After losing the last two presidential contests, after the damaging government shutdown, and the midst of a still-ongoing ideological battle inside the party, Republicans clearly have the political advantage when it comes to health care. They scored points on the federal website's woes; they bruised President Obama over those private-market cancellation notices; they've highlighted the security concerns; and they've played the card that Americans might not be able to keep their doctors.
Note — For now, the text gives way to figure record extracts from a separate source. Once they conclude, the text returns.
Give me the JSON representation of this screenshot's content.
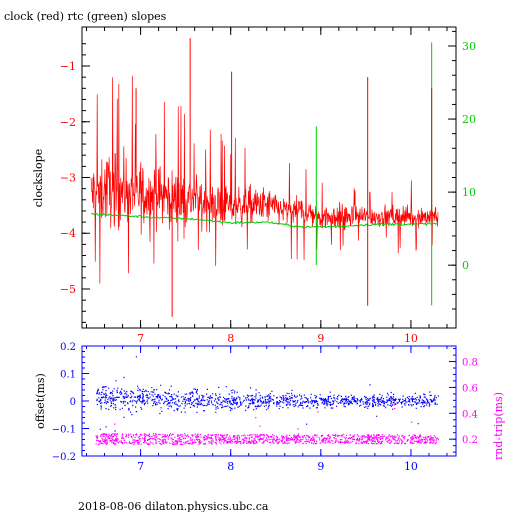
{
  "header": {
    "title": "clock (red) rtc (green) slopes"
  },
  "footer": {
    "text": "2018-08-06 dilaton.physics.ubc.ca"
  },
  "colors": {
    "red": "#ff0000",
    "green": "#00cc00",
    "blue": "#0000ff",
    "magenta": "#ff00ff",
    "axis": "#000000"
  },
  "chart_data": [
    {
      "type": "line",
      "title": "clock (red) rtc (green) slopes",
      "xlabel": "",
      "ylabel": "clockslope",
      "y2label": "",
      "xlim": [
        6.35,
        10.5
      ],
      "ylim": [
        -5.7,
        -0.3
      ],
      "y2lim": [
        -8.6,
        32.6
      ],
      "xticks": [
        "7",
        "8",
        "9",
        "10"
      ],
      "yticks": [
        "-1",
        "-2",
        "-3",
        "-4",
        "-5"
      ],
      "y2ticks": [
        "30",
        "20",
        "10",
        "0"
      ],
      "grid": false,
      "series": [
        {
          "name": "clock",
          "color": "#ff0000",
          "axis": "left",
          "x": [
            6.45,
            6.6,
            6.8,
            7.0,
            7.2,
            7.4,
            7.6,
            7.8,
            8.0,
            8.2,
            8.4,
            8.6,
            8.8,
            9.0,
            9.2,
            9.4,
            9.6,
            9.8,
            10.0,
            10.2,
            10.3
          ],
          "y": [
            -3.3,
            -3.2,
            -3.2,
            -3.3,
            -3.3,
            -3.4,
            -3.4,
            -3.5,
            -3.5,
            -3.5,
            -3.5,
            -3.6,
            -3.6,
            -3.7,
            -3.7,
            -3.7,
            -3.7,
            -3.7,
            -3.7,
            -3.7,
            -3.7
          ],
          "spread": [
            0.9,
            1.0,
            1.0,
            0.9,
            0.8,
            0.8,
            0.7,
            0.6,
            0.6,
            0.5,
            0.5,
            0.4,
            0.4,
            0.4,
            0.35,
            0.35,
            0.3,
            0.3,
            0.3,
            0.3,
            0.3
          ]
        },
        {
          "name": "rtc",
          "color": "#00cc00",
          "axis": "right",
          "x": [
            6.45,
            6.8,
            7.2,
            7.6,
            8.0,
            8.4,
            8.8,
            9.2,
            9.6,
            10.0,
            10.3
          ],
          "y": [
            7.0,
            6.8,
            6.5,
            6.3,
            5.8,
            5.9,
            5.2,
            5.3,
            5.6,
            5.6,
            5.7
          ]
        }
      ],
      "spikes": [
        {
          "x": 7.55,
          "y": -0.5
        },
        {
          "x": 7.35,
          "y": -5.5
        },
        {
          "x": 8.01,
          "y": -1.1
        },
        {
          "x": 9.52,
          "y": -1.2
        },
        {
          "x": 9.52,
          "y": -5.3
        },
        {
          "x": 10.23,
          "y": -1.4
        },
        {
          "x": 6.95,
          "y": -1.4
        }
      ],
      "green_spikes": [
        {
          "x": 8.95,
          "y": 19.0
        },
        {
          "x": 8.95,
          "y": 0.0
        },
        {
          "x": 10.23,
          "y": 30.5
        },
        {
          "x": 10.23,
          "y": -5.5
        }
      ]
    },
    {
      "type": "scatter",
      "title": "",
      "xlabel": "",
      "ylabel": "offset(ms)",
      "y2label": "rnd-trip(ms)",
      "xlim": [
        6.35,
        10.5
      ],
      "ylim": [
        -0.2,
        0.2
      ],
      "y2lim": [
        0.07,
        0.92
      ],
      "xticks": [
        "7",
        "8",
        "9",
        "10"
      ],
      "yticks": [
        "0.2",
        "0.1",
        "0",
        "-0.1",
        "-0.2"
      ],
      "y2ticks": [
        "0.8",
        "0.6",
        "0.4",
        "0.2"
      ],
      "grid": false,
      "series": [
        {
          "name": "offset",
          "color": "#0000ff",
          "axis": "left",
          "x": [
            6.5,
            7.0,
            7.5,
            8.0,
            8.5,
            9.0,
            9.5,
            10.0,
            10.3
          ],
          "y": [
            0.01,
            0.01,
            0.005,
            0.0,
            0.0,
            0.0,
            0.0,
            0.0,
            0.0
          ],
          "spread": [
            0.06,
            0.055,
            0.05,
            0.04,
            0.035,
            0.03,
            0.03,
            0.03,
            0.03
          ]
        },
        {
          "name": "rnd-trip",
          "color": "#ff00ff",
          "axis": "right",
          "x": [
            6.5,
            7.0,
            7.5,
            8.0,
            8.5,
            9.0,
            9.5,
            10.0,
            10.3
          ],
          "y": [
            0.2,
            0.2,
            0.2,
            0.2,
            0.2,
            0.2,
            0.2,
            0.2,
            0.2
          ],
          "spread": [
            0.06,
            0.06,
            0.06,
            0.05,
            0.05,
            0.05,
            0.05,
            0.05,
            0.05
          ]
        }
      ]
    }
  ]
}
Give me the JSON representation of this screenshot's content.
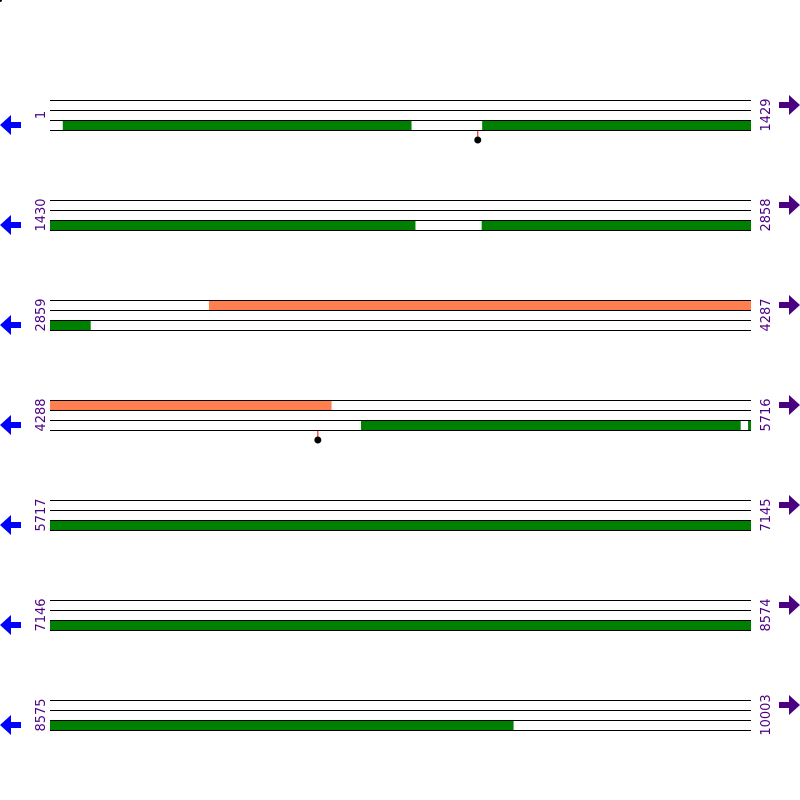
{
  "colors": {
    "line": "#000000",
    "cds": "#008000",
    "feature": "#ff7f50",
    "label": "#4b0082",
    "left_arrow": "#0000ff",
    "right_arrow": "#4b0082",
    "marker_stem": "#ff0000",
    "marker_head": "#000000"
  },
  "icons": {
    "left": "arrow-left-icon",
    "right": "arrow-right-icon"
  },
  "rows": [
    {
      "start": "1",
      "end": "1429",
      "s": 1,
      "e": 1429,
      "lower": [
        [
          27,
          737
        ],
        [
          882,
          1429
        ]
      ],
      "upper": [],
      "markers": [
        873
      ]
    },
    {
      "start": "1430",
      "end": "2858",
      "s": 1430,
      "e": 2858,
      "lower": [
        [
          1430,
          2174
        ],
        [
          2310,
          2858
        ]
      ],
      "upper": [],
      "markers": []
    },
    {
      "start": "2859",
      "end": "4287",
      "s": 2859,
      "e": 4287,
      "lower": [
        [
          2859,
          2941
        ]
      ],
      "upper": [
        [
          3183,
          4287
        ]
      ],
      "markers": []
    },
    {
      "start": "4288",
      "end": "5716",
      "s": 4288,
      "e": 5716,
      "lower": [
        [
          4922,
          5695
        ],
        [
          5711,
          5716
        ]
      ],
      "upper": [
        [
          4288,
          4861
        ]
      ],
      "markers": [
        4834
      ]
    },
    {
      "start": "5717",
      "end": "7145",
      "s": 5717,
      "e": 7145,
      "lower": [
        [
          5717,
          7145
        ]
      ],
      "upper": [],
      "markers": []
    },
    {
      "start": "7146",
      "end": "8574",
      "s": 7146,
      "e": 8574,
      "lower": [
        [
          7146,
          8574
        ]
      ],
      "upper": [],
      "markers": []
    },
    {
      "start": "8575",
      "end": "10003",
      "s": 8575,
      "e": 10003,
      "lower": [
        [
          8575,
          9519
        ]
      ],
      "upper": [],
      "markers": []
    }
  ]
}
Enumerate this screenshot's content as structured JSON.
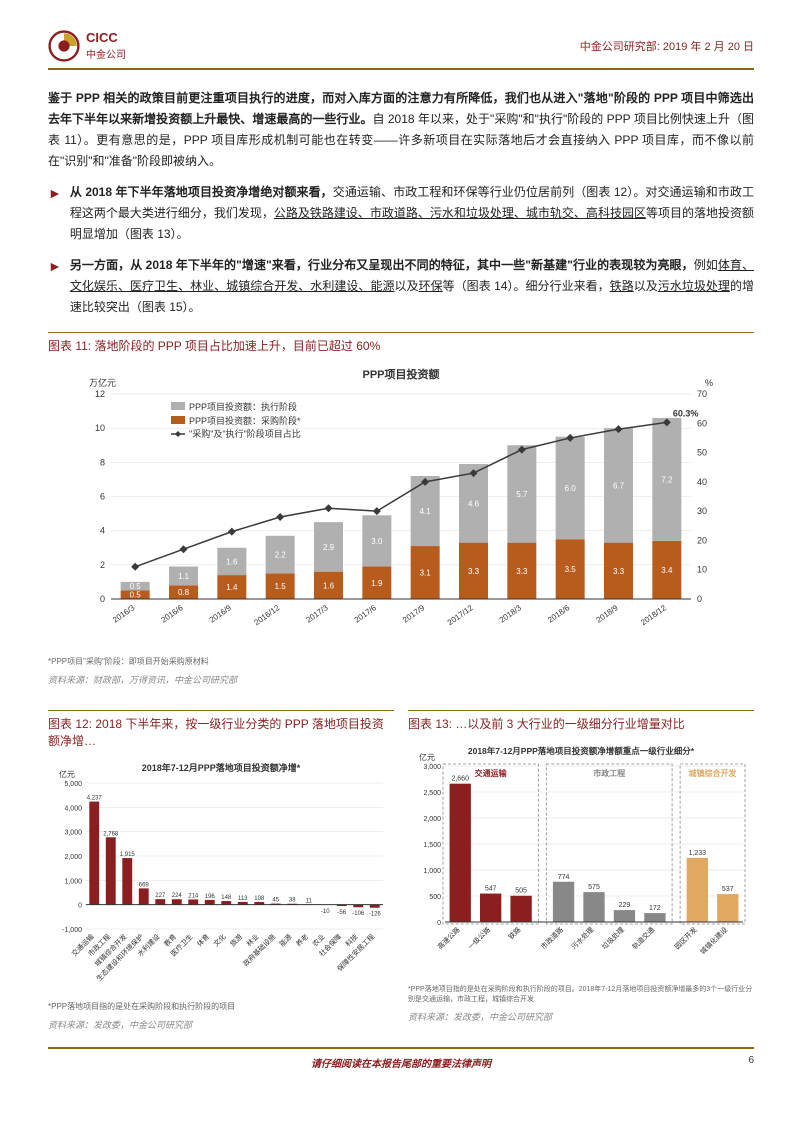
{
  "header": {
    "logo_cn": "中金公司",
    "logo_en": "CICC",
    "right": "中金公司研究部: 2019 年 2 月 20 日",
    "logo_color": "#8b1f1f",
    "brand_accent": "#c9a227"
  },
  "para1": "鉴于 PPP 相关的政策目前更注重项目执行的进度，而对入库方面的注意力有所降低，我们也从进入\"落地\"阶段的 PPP 项目中筛选出去年下半年以来新增投资额上升最快、增速最高的一些行业。",
  "para1b": "自 2018 年以来，处于\"采购\"和\"执行\"阶段的 PPP 项目比例快速上升（图表 11）。更有意思的是，PPP 项目库形成机制可能也在转变——许多新项目在实际落地后才会直接纳入 PPP 项目库，而不像以前在\"识别\"和\"准备\"阶段即被纳入。",
  "bullets": [
    {
      "bold": "从 2018 年下半年落地项目投资净增绝对额来看，",
      "rest": "交通运输、市政工程和环保等行业仍位居前列（图表 12）。对交通运输和市政工程这两个最大类进行细分，我们发现，",
      "ul": "公路及铁路建设、市政道路、污水和垃圾处理、城市轨交、高科技园区",
      "tail": "等项目的落地投资额明显增加（图表 13）。"
    },
    {
      "bold": "另一方面，从 2018 年下半年的\"增速\"来看，行业分布又呈现出不同的特征，其中一些\"新基建\"行业的表现较为亮眼，",
      "rest": "例如",
      "ul": "体育、文化娱乐、医疗卫生、林业、城镇综合开发、水利建设、能源",
      "tail1": "以及",
      "ul2": "环保",
      "tail2": "等（图表 14）。细分行业来看，",
      "ul3": "铁路",
      "tail3": "以及",
      "ul4": "污水垃圾处理",
      "tail4": "的增速比较突出（图表 15）。"
    }
  ],
  "chart11": {
    "title": "图表 11: 落地阶段的 PPP 项目占比加速上升，目前已超过 60%",
    "yl_label": "万亿元",
    "yr_label": "%",
    "main_title": "PPP项目投资额",
    "legend": {
      "exec": "PPP项目投资额：执行阶段",
      "purch": "PPP项目投资额：采购阶段*",
      "line": "\"采购\"及\"执行\"阶段项目占比"
    },
    "footnote": "*PPP项目\"采购\"阶段：即项目开始采购原材料",
    "source": "资料来源：财政部，万得资讯，中金公司研究部",
    "categories": [
      "2016/3",
      "2016/6",
      "2016/9",
      "2016/12",
      "2017/3",
      "2017/6",
      "2017/9",
      "2017/12",
      "2018/3",
      "2018/6",
      "2018/9",
      "2018/12"
    ],
    "exec_vals": [
      0.5,
      1.1,
      1.6,
      2.2,
      2.9,
      3.0,
      4.1,
      4.6,
      5.7,
      6.0,
      6.7,
      7.2
    ],
    "purch_vals": [
      0.5,
      0.8,
      1.4,
      1.5,
      1.6,
      1.9,
      3.1,
      3.3,
      3.3,
      3.5,
      3.3,
      3.4
    ],
    "line_vals": [
      11,
      17,
      23,
      28,
      31,
      30,
      40,
      43,
      51,
      55,
      58,
      60.3
    ],
    "exec_color": "#b0b0b0",
    "purch_color": "#b85c1e",
    "line_color": "#3a3a3a",
    "yl_max": 12,
    "yl_step": 2,
    "yr_max": 70,
    "yr_step": 10,
    "final_label": "60.3%",
    "bg": "#ffffff",
    "grid": "#dddddd"
  },
  "chart12": {
    "title": "图表 12: 2018 下半年来，按一级行业分类的 PPP 落地项目投资额净增…",
    "inner_title": "2018年7-12月PPP落地项目投资额净增*",
    "yl_label": "亿元",
    "footnote": "*PPP落地项目指的是处在采购阶段和执行阶段的项目",
    "source": "资料来源：发改委，中金公司研究部",
    "categories": [
      "交通运输",
      "市政工程",
      "城镇综合开发",
      "生态建设和环境保护",
      "水利建设",
      "教育",
      "医疗卫生",
      "体育",
      "文化",
      "旅游",
      "林业",
      "政府基础设施",
      "能源",
      "养老",
      "农业",
      "社会保障",
      "科技",
      "保障性安居工程"
    ],
    "values": [
      4237,
      2768,
      1915,
      669,
      227,
      224,
      214,
      196,
      148,
      113,
      108,
      45,
      38,
      11,
      -10,
      -56,
      -106,
      -126
    ],
    "bar_color": "#8b1f1f",
    "y_max": 5000,
    "y_min": -1000,
    "y_step": 1000
  },
  "chart13": {
    "title": "图表 13: …以及前 3 大行业的一级细分行业增量对比",
    "inner_title": "2018年7-12月PPP落地项目投资额净增额重点一级行业细分*",
    "yl_label": "亿元",
    "footnote": "*PPP落地项目指的是处在采购阶段和执行阶段的项目。2018年7-12月落地项目投资额净增最多的3个一级行业分别是交通运输，市政工程，城镇综合开发",
    "source": "资料来源：发改委，中金公司研究部",
    "groups": [
      {
        "name": "交通运输",
        "color": "#8b1f1f",
        "items": [
          {
            "l": "高速公路",
            "v": 2660
          },
          {
            "l": "一级公路",
            "v": 547
          },
          {
            "l": "铁路",
            "v": 505
          }
        ]
      },
      {
        "name": "市政工程",
        "color": "#888888",
        "items": [
          {
            "l": "市政道路",
            "v": 774
          },
          {
            "l": "污水处理",
            "v": 575
          },
          {
            "l": "垃圾处理",
            "v": 229
          },
          {
            "l": "轨道交通",
            "v": 172
          }
        ]
      },
      {
        "name": "城镇综合开发",
        "color": "#e0a860",
        "items": [
          {
            "l": "园区开发",
            "v": 1233
          },
          {
            "l": "城镇化建设",
            "v": 537
          }
        ]
      }
    ],
    "y_max": 3000,
    "y_step": 500
  },
  "footer": {
    "disclaimer": "请仔细阅读在本报告尾部的重要法律声明",
    "page": "6"
  }
}
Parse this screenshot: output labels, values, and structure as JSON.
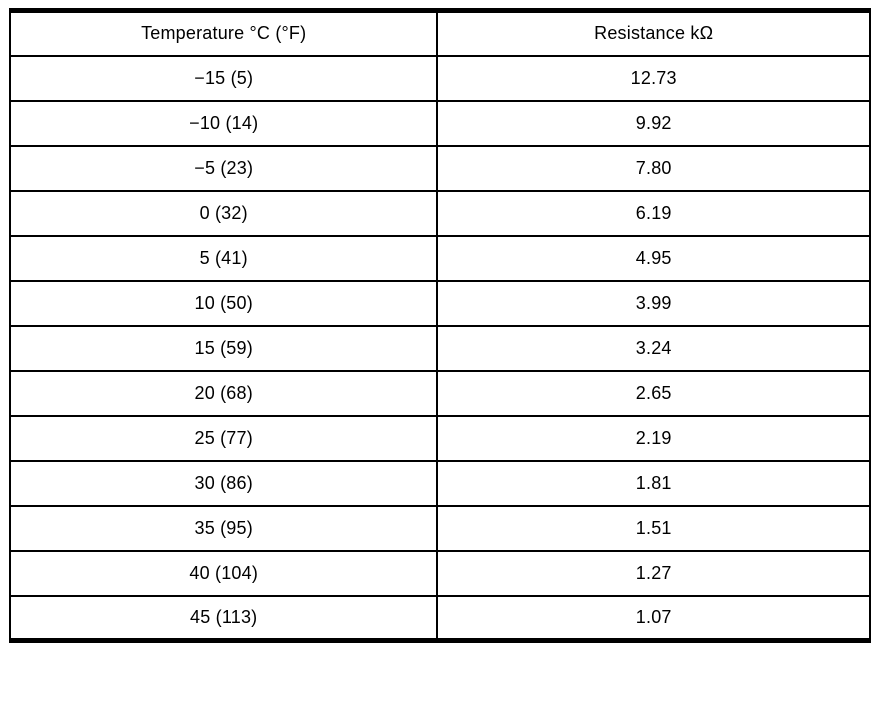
{
  "table": {
    "headers": [
      "Temperature °C (°F)",
      "Resistance kΩ"
    ],
    "rows": [
      [
        "−15 (5)",
        "12.73"
      ],
      [
        "−10 (14)",
        "9.92"
      ],
      [
        "−5 (23)",
        "7.80"
      ],
      [
        "0 (32)",
        "6.19"
      ],
      [
        "5 (41)",
        "4.95"
      ],
      [
        "10 (50)",
        "3.99"
      ],
      [
        "15 (59)",
        "3.24"
      ],
      [
        "20 (68)",
        "2.65"
      ],
      [
        "25 (77)",
        "2.19"
      ],
      [
        "30 (86)",
        "1.81"
      ],
      [
        "35 (95)",
        "1.51"
      ],
      [
        "40 (104)",
        "1.27"
      ],
      [
        "45 (113)",
        "1.07"
      ]
    ]
  },
  "chart_data": {
    "type": "table",
    "title": "",
    "columns": [
      "Temperature °C (°F)",
      "Resistance kΩ"
    ],
    "temperature_c": [
      -15,
      -10,
      -5,
      0,
      5,
      10,
      15,
      20,
      25,
      30,
      35,
      40,
      45
    ],
    "temperature_f": [
      5,
      14,
      23,
      32,
      41,
      50,
      59,
      68,
      77,
      86,
      95,
      104,
      113
    ],
    "resistance_kohm": [
      12.73,
      9.92,
      7.8,
      6.19,
      4.95,
      3.99,
      3.24,
      2.65,
      2.19,
      1.81,
      1.51,
      1.27,
      1.07
    ]
  },
  "colors": {
    "border": "#000000",
    "background": "#ffffff",
    "text": "#000000"
  }
}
But are they beginning to run out of ammunition? Today, the National Republican Senatorial Committee is taking a page out of the 2010/2012 playbook hitting Senate Democrats on the well-worn $700-billion-in-Medicare-cuts charge (when House Republicans have adopted those very cuts -- to providers, not beneficiaries -- in their own budget); the NRSC says the hit is in response to the Democrats' own well-worn Medicare attacks.

But the fact they are playing this card says a lot. What's more, as we mentioned yesterday, Republican leaders are no longer talking about repeal, which is now harder to pull off after Americans are purchasing their new health insurance.

Per NBC's Natalie Cucchiara, not a single Republican lawmaker used the word "repeal" on a Sunday show in the last two weeks. That's not an accident. "Repeal" does not play well with swing voters.

House Republicans tell us that their plan is to continue to highlight individual stories about canceled plans and higher costs.

"As they continue to lose their plans, find that every available replacement costs more, and lose access to their doctor, we will continue to highlight those issues," House Speaker Boehner spokesman Michael Steel says. "There will be other issues along the way (security and privacy issues on the website, for example, or the limited options available under Medicaid), but hammering on the broken promises that people see every day will continue to be at the heart of it."

Fellow Boehner spokesman Brendan Buck adds that the NRSC's Medicare hit "is a tried and true campaign hit, so it shouldn't be surprising they are continuing to talk about it, but don't let that give you any idea that we feel anything less than in the drivers' seat with plenty to talk about."

In addition, several House committees -- including Oversight and Government Reform, Energy and Commerce, and Ways and Means -- are holding hearings on the health-care law and its rollout. But it does seem as we've entered a new stage in the health-care battle, with Democrats regrouping (and dare we say unified), and with Republicans running out of new attacks. It's almost as if we've returned to 2012.